I met Shawna approximately a year ago when she contacted me about becoming involved in the Social Justice Initiative, an on-campus student group for which I am the advisor. I told her about some of the projects our group had developed in prior semesters. She was most interested in our exhibition of consciousness-raising photographs of homeless people living in Tent City in St. Petersburg, taken by Ringling College of Art and Design graduate Christina Swanson, whose stirring work we displayed in conjunction with educational programming on homelessness. Since her interest was piqued, I also informed her that I was teaching a service learning course called “Ending Homelessness: How Can We Work Toward Social Change?” during the summer.  She signed up for the class and the Social Justice Initiative and immediately began recruiting members and making plans for the following year, when she would ultimately be selected to serve as the club president.As part of the summer course, each of the students had to journal about their views on homelessness, and we looked to see how those views might change as a result of participation in related service projects and class discussions. Shawna’s journals were poignant and moving. She wrote about experiencing homelessness as a child, and the fact that she was facing it again as an adult after losing her job a few years ago. Shawna told all of us that she was living with generous friends—but I didn’t see the full picture until I was interviewed after graduation by a reporter from Business Insider (read the article here). She didn’t want anyone to treat her differently, so she chose to keep the details of her living arrangements private.
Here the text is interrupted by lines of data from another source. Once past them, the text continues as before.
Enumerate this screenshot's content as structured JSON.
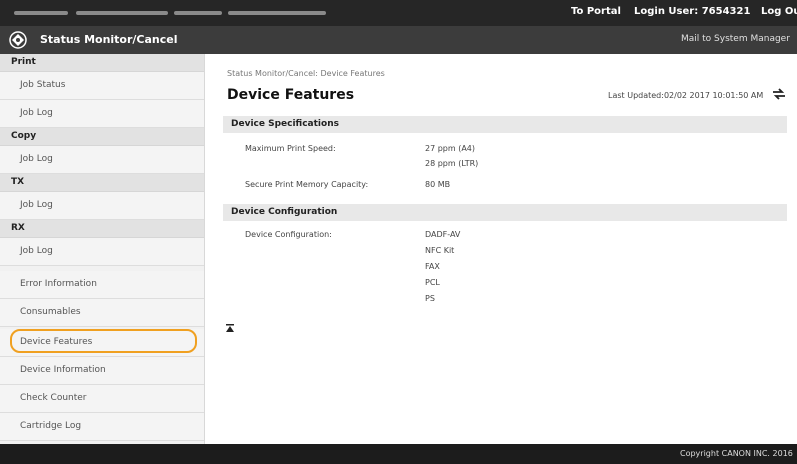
{
  "topbar": {
    "portal_label": "To Portal",
    "login_user": "Login User:  7654321",
    "logout_label": "Log Out"
  },
  "header": {
    "title": "Status Monitor/Cancel",
    "mail_link": "Mail to System Manager"
  },
  "sidebar": {
    "print_heading": "Print",
    "print_job_status": "Job Status",
    "print_job_log": "Job Log",
    "copy_heading": "Copy",
    "copy_job_log": "Job Log",
    "tx_heading": "TX",
    "tx_job_log": "Job Log",
    "rx_heading": "RX",
    "rx_job_log": "Job Log",
    "error_information": "Error Information",
    "consumables": "Consumables",
    "device_features": "Device Features",
    "device_information": "Device Information",
    "check_counter": "Check Counter",
    "cartridge_log": "Cartridge Log"
  },
  "main": {
    "breadcrumb": "Status Monitor/Cancel: Device Features",
    "title": "Device Features",
    "last_updated": "Last Updated:02/02 2017 10:01:50 AM",
    "spec_heading": "Device Specifications",
    "max_speed_label": "Maximum Print Speed:",
    "max_speed_a4": "27 ppm (A4)",
    "max_speed_ltr": "28 ppm (LTR)",
    "secure_memory_label": "Secure Print Memory Capacity:",
    "secure_memory_value": "80 MB",
    "config_heading": "Device Configuration",
    "config_label": "Device Configuration:",
    "config_items": [
      "DADF-AV",
      "NFC Kit",
      "FAX",
      "PCL",
      "PS"
    ]
  },
  "footer": {
    "copyright": "Copyright CANON INC. 2016"
  },
  "colors": {
    "highlight": "#f0a020",
    "topbar": "#262626",
    "titlebar": "#3c3c3c"
  }
}
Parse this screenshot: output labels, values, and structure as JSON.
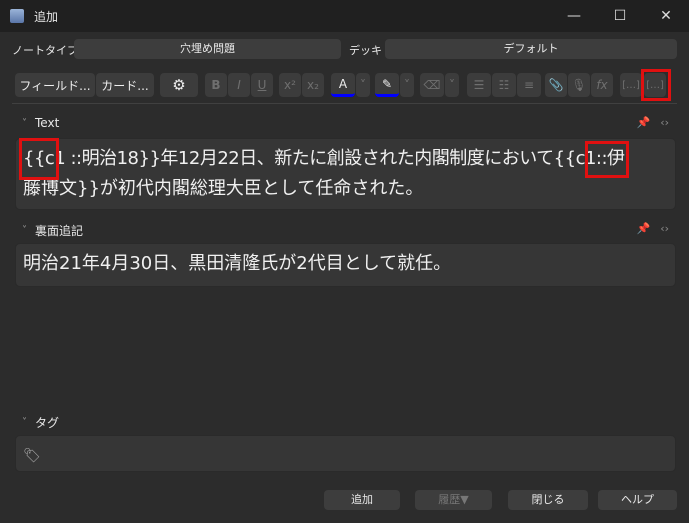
{
  "window": {
    "title": "追加",
    "minimize": "—",
    "maximize": "☐",
    "close": "✕"
  },
  "top": {
    "notetype_label": "ノートタイプ",
    "notetype_value": "穴埋め問題",
    "deck_label": "デッキ",
    "deck_value": "デフォルト"
  },
  "toolbar": {
    "fields": "フィールド...",
    "cards": "カード...",
    "gear": "⚙",
    "bold": "B",
    "italic": "I",
    "underline": "U",
    "sup": "x²",
    "sub": "x₂",
    "color": "A",
    "highlight": "✎",
    "eraser": "⌫",
    "ul": "☰",
    "ol": "☷",
    "align": "≡",
    "attach": "📎",
    "mic": "🎙",
    "fx": "fx",
    "cloze_new": "[…]",
    "cloze": "[…]",
    "dropdown": "˅"
  },
  "fields": [
    {
      "label": "Text",
      "value_lines": [
        "{{c1 ::明治18}}年12月22日、新たに創設された内閣制度において{{c1::伊",
        "藤博文}}が初代内閣総理大臣として任命された。"
      ]
    },
    {
      "label": "裏面追記",
      "value": "明治21年4月30日、黒田清隆氏が2代目として就任。"
    }
  ],
  "tags": {
    "label": "タグ"
  },
  "buttons": {
    "add": "追加",
    "history": "履歴▼",
    "close": "閉じる",
    "help": "ヘルプ"
  },
  "colors": {
    "annotation": "#e01010",
    "text_color_bar": "#0000ff"
  }
}
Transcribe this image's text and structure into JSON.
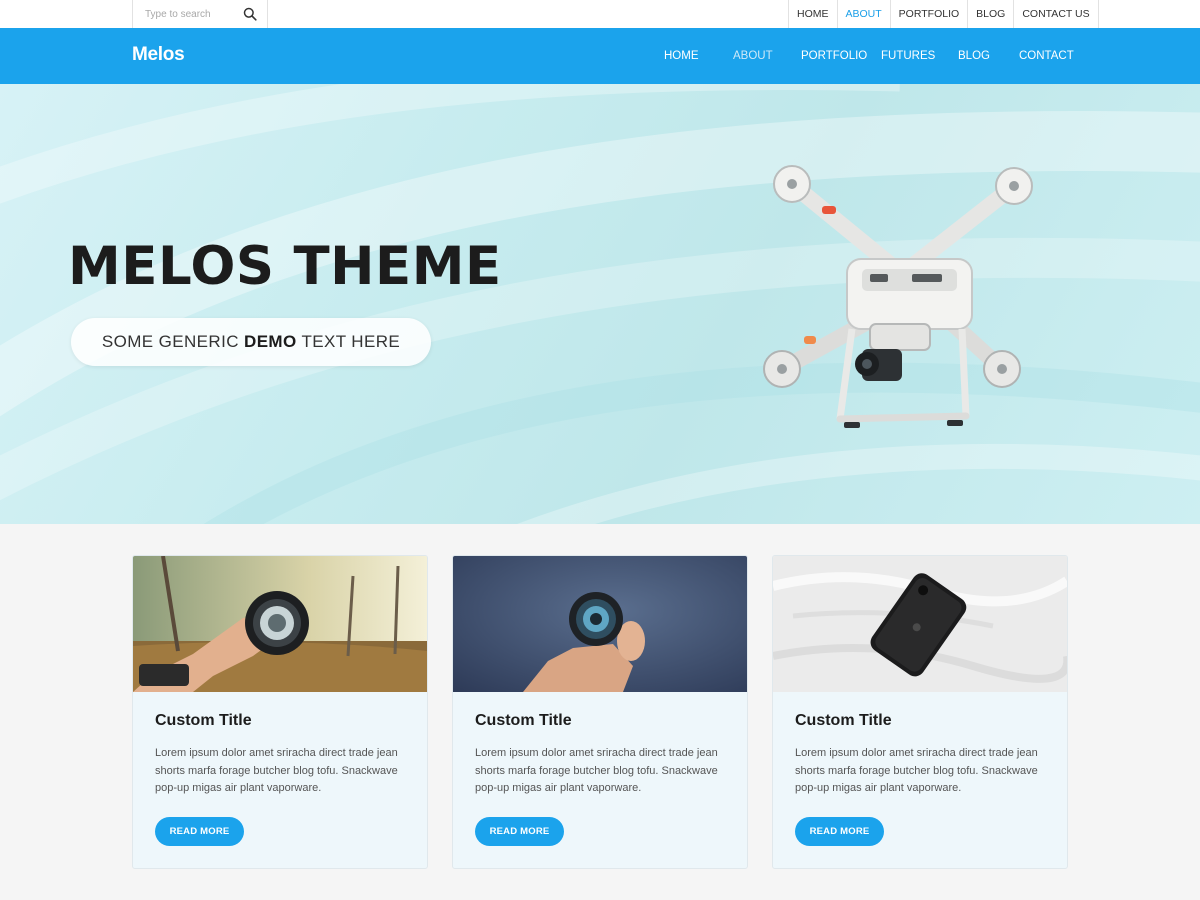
{
  "topbar": {
    "search_placeholder": "Type to search",
    "links": [
      {
        "label": "HOME"
      },
      {
        "label": "ABOUT"
      },
      {
        "label": "PORTFOLIO"
      },
      {
        "label": "BLOG"
      },
      {
        "label": "CONTACT US"
      }
    ]
  },
  "header": {
    "logo": "Melos",
    "nav": [
      {
        "label": "HOME"
      },
      {
        "label": "ABOUT"
      },
      {
        "label": "PORTFOLIO"
      },
      {
        "label": "FUTURES"
      },
      {
        "label": "BLOG"
      },
      {
        "label": "CONTACT"
      }
    ]
  },
  "hero": {
    "title": "MELOS THEME",
    "tagline_pre": "SOME GENERIC ",
    "tagline_bold": "DEMO",
    "tagline_post": " TEXT HERE"
  },
  "cards": [
    {
      "title": "Custom Title",
      "text": "Lorem ipsum dolor amet sriracha direct trade jean shorts marfa forage butcher blog tofu. Snackwave pop-up migas air plant vaporware.",
      "button": "READ MORE",
      "image": "camera-lens-photo"
    },
    {
      "title": "Custom Title",
      "text": "Lorem ipsum dolor amet sriracha direct trade jean shorts marfa forage butcher blog tofu. Snackwave pop-up migas air plant vaporware.",
      "button": "READ MORE",
      "image": "wristwatch-photo"
    },
    {
      "title": "Custom Title",
      "text": "Lorem ipsum dolor amet sriracha direct trade jean shorts marfa forage butcher blog tofu. Snackwave pop-up migas air plant vaporware.",
      "button": "READ MORE",
      "image": "smartphone-photo"
    }
  ],
  "colors": {
    "accent": "#1ba3ec",
    "active_link": "#1a9fe8",
    "hero_bg": "#c7ecef",
    "card_bg": "#eef7fb"
  },
  "icons": {
    "search": "search-icon"
  }
}
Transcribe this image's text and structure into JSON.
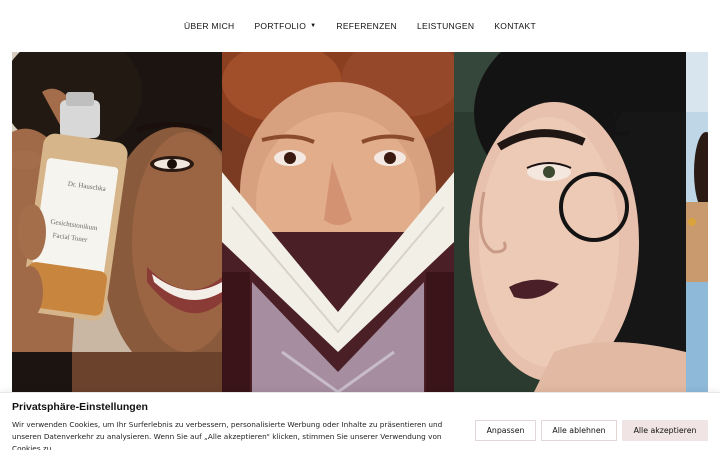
{
  "nav": {
    "items": [
      {
        "label": "ÜBER MICH"
      },
      {
        "label": "PORTFOLIO",
        "has_dropdown": true,
        "dropdown_icon": "chevron-down-icon"
      },
      {
        "label": "REFERENZEN"
      },
      {
        "label": "LEISTUNGEN"
      },
      {
        "label": "KONTAKT"
      }
    ]
  },
  "gallery": {
    "images": [
      {
        "name": "smiling-woman-with-serum-bottle",
        "bottle_text_1": "Dr. Hauschka",
        "bottle_text_2": "Gesichtstonikum",
        "bottle_text_3": "Facial Toner"
      },
      {
        "name": "redhead-freckles-sweater"
      },
      {
        "name": "woman-with-curl-dark-lips"
      },
      {
        "name": "partial-portrait-edge"
      }
    ]
  },
  "cookie_banner": {
    "title": "Privatsphäre-Einstellungen",
    "text": "Wir verwenden Cookies, um Ihr Surferlebnis zu verbessern, personalisierte Werbung oder Inhalte zu präsentieren und unseren Datenverkehr zu analysieren. Wenn Sie auf „Alle akzeptieren“ klicken, stimmen Sie unserer Verwendung von Cookies zu.",
    "buttons": {
      "customize": "Anpassen",
      "reject": "Alle ablehnen",
      "accept": "Alle akzeptieren"
    },
    "colors": {
      "accept_bg": "#f0e4e4",
      "border": "#e3d6d6"
    }
  }
}
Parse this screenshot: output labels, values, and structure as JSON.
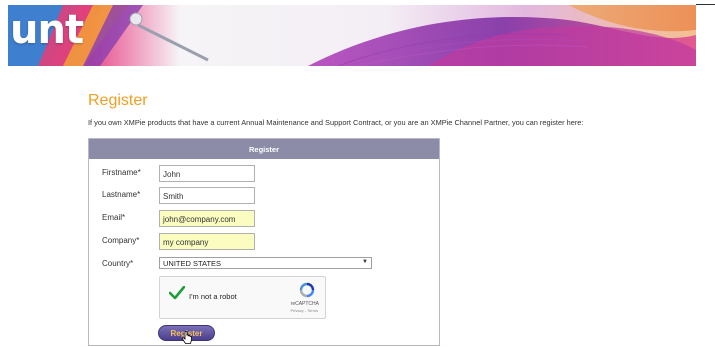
{
  "banner": {
    "title": "unt"
  },
  "page": {
    "title": "Register",
    "intro": "If you own XMPie products that have a current Annual Maintenance and Support Contract, or you are an XMPie Channel Partner, you can register here:"
  },
  "form": {
    "header": "Register",
    "fields": {
      "firstname": {
        "label": "Firstname*",
        "value": "John"
      },
      "lastname": {
        "label": "Lastname*",
        "value": "Smith"
      },
      "email": {
        "label": "Email*",
        "value": "john@company.com"
      },
      "company": {
        "label": "Company*",
        "value": "my company"
      },
      "country": {
        "label": "Country*",
        "value": "UNITED STATES"
      }
    },
    "recaptcha": {
      "label": "I'm not a robot",
      "brand": "reCAPTCHA",
      "terms": "Privacy - Terms"
    },
    "submit_label": "Register"
  },
  "colors": {
    "accent": "#f0a020",
    "header_bg": "#8c8ca8",
    "autofill_bg": "#fafcc0",
    "button_bg": "#5b4f9e",
    "button_text": "#f7c05a"
  }
}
What we didn’t know was that Shawna was moving among different friends’ homes, living in her car, sleeping on the beach and house-sitting when she got the chance. She rarely slept and was showering in the locker room facility on campus.

All the while, Shawna volunteered in organizations throughout the city. Her class assignment was to the Early Learning Coalition, where her supervisor told me she wished she could clone her. After she completed the required 18 hours of service, she continued to volunteer for the nonprofit long after our service learning course ended. She was very active in working on the Ten Year Plan to End Homelessness in Sarasota County, serving as a Guardian Ad Litem and working at HOPE Family Services, a domestic violence shelter in Bradenton.  Last fall, she developed and moderated a forum on homelessness along with other members of the Social Justice Initiative. She always kept a positive attitude and offered to jump in on any projects where she thought she could be helpful.

Over coffee last week, Shawna told me that she is very hopeful for her future and grateful for all the support she has received from friends and even strangers who learned of her story and wanted to help. She was offered a few jobs upon graduation, but she wanted to wait for news from the County.  She has chosen to work with children who are experiencing the difficult and painful circumstances she did as a child. Children in need within Sarasota County will have a friend and mentor in Shawna. If past is prologue, she will do everything in her power to make life better for those in her care. I’m proud to have known her.